A Polícia Federal e a Controladoria-Geral da União (CGU) deflagraram nesta terça-feira (29) a Operação Korban, que investiga o desvio de aproximadamente R$ 15 milhões em recursos públicos. O valor teria sido repassado a uma associação do Distrito Federal, por meio de emendas parlamentares destinadas a eventos de esportes digitais. As ações começaram por volta das 10h30.

Segundo a Polícia Federal, os recursos foram executados por meio de termos de fomento com o Ministério do Esporte, e deveriam financiar os Jogos Estudantis de Esportes Digitais (Jedis) nos anos de 2023 e 2024.

A CGU informou que o objetivo dos Jedis é capacitar estudantes da rede pública por meio de cursos de jogos digitais, e-sports e atividades pedagógicas. Com o desvio, milhares de alunos podem ter sido prejudicados.

“O impacto causado pelo desvio desses recursos pode prejudicar a qualidade da capacitação profissional e digital fornecida nesses eventos”, destacou a CGU.

 

Mandados e bloqueios

A operação cumpre 16 mandados de busca e apreensão nos estados do Acre, Paraná, Goiás e no Distrito Federal, autorizados pelo Supremo Tribunal Federal (STF). Entre os alvos, estão empresas e pessoas físicas envolvidas com o esquema.

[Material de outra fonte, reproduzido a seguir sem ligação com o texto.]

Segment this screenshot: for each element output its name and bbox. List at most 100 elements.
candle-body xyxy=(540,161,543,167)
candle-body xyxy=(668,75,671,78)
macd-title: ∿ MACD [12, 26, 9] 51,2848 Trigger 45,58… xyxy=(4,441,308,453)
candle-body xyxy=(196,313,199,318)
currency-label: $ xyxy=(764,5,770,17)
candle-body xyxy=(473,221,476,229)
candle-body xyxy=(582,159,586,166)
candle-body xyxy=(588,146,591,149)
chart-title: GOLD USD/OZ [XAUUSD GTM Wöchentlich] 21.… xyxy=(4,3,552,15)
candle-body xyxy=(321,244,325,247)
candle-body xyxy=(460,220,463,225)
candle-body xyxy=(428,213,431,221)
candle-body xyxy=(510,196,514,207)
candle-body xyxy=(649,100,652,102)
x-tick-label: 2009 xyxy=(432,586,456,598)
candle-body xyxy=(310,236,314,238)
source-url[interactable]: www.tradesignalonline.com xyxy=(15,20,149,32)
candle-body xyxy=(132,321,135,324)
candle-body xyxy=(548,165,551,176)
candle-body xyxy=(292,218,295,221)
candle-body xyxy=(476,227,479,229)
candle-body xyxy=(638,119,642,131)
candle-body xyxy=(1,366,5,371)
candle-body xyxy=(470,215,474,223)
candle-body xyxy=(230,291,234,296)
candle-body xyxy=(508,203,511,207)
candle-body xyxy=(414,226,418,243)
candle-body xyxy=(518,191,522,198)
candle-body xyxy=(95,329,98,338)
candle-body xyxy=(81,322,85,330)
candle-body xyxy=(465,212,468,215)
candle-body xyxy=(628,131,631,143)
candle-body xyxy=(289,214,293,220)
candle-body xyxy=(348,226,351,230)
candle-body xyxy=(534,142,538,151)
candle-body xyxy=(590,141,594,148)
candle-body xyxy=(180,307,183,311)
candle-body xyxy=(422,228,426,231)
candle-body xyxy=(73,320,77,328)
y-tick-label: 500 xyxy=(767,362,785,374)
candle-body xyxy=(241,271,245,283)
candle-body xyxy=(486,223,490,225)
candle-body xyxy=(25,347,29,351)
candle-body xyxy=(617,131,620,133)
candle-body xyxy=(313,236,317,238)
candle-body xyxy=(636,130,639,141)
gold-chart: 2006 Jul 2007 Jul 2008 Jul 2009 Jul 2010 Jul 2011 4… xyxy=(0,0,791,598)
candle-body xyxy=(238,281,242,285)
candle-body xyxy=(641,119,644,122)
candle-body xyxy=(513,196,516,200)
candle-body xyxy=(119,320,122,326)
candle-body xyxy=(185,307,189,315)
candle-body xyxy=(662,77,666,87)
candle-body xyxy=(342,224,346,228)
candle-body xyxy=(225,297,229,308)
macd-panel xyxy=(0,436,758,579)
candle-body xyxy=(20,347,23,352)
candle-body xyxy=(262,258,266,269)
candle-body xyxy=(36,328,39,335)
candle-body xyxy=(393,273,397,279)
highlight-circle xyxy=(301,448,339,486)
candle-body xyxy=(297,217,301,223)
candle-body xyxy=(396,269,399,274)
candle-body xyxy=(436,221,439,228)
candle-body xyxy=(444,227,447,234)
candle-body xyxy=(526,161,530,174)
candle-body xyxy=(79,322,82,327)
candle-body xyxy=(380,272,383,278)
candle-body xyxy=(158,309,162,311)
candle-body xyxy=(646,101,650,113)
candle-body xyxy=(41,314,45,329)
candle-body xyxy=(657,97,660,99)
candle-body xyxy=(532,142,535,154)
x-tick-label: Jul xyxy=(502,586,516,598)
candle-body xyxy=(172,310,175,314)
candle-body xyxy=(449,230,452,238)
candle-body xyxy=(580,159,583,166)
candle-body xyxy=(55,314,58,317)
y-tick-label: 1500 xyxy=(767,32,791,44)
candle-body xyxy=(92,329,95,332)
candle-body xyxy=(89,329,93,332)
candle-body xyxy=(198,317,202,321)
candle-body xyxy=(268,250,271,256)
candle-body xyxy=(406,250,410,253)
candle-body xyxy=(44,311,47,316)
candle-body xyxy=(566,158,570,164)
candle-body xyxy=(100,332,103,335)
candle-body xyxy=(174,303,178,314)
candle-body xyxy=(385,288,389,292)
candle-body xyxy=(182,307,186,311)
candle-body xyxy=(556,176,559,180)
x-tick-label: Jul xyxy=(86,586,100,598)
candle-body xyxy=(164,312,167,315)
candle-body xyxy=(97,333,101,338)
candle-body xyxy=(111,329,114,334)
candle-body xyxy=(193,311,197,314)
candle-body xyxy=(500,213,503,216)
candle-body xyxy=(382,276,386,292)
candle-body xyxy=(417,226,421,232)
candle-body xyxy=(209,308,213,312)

A Justiça determinou a indisponibilidade de bens no valor de até R$ 25 milhões, incluindo imóveis, veículos e bloqueio de contas bancárias. Além disso, foi suspenso qualquer novo repasse de recursos federais à associação investigada, que também está proibida de transferir valores para empresas subcontratadas envolvidas no suposto esquema.

 

Finalidade dos eventos

A CGU reiterou que os recursos destinados ao Jedis visavam promover desenvolvimento profissional e digital para jovens da rede pública, fortalecendo a educação tecnológica e a inclusão social por meio dos e-sports.

“O prejuízo não é apenas financeiro, mas educacional, pois limita o acesso dos alunos às atividades previstas nos convênios públicos”, informou o órgão.

As investigações continuam em sigilo para garantir o avanço das diligências e o rastreamento de todo o caminho do dinheiro desviado.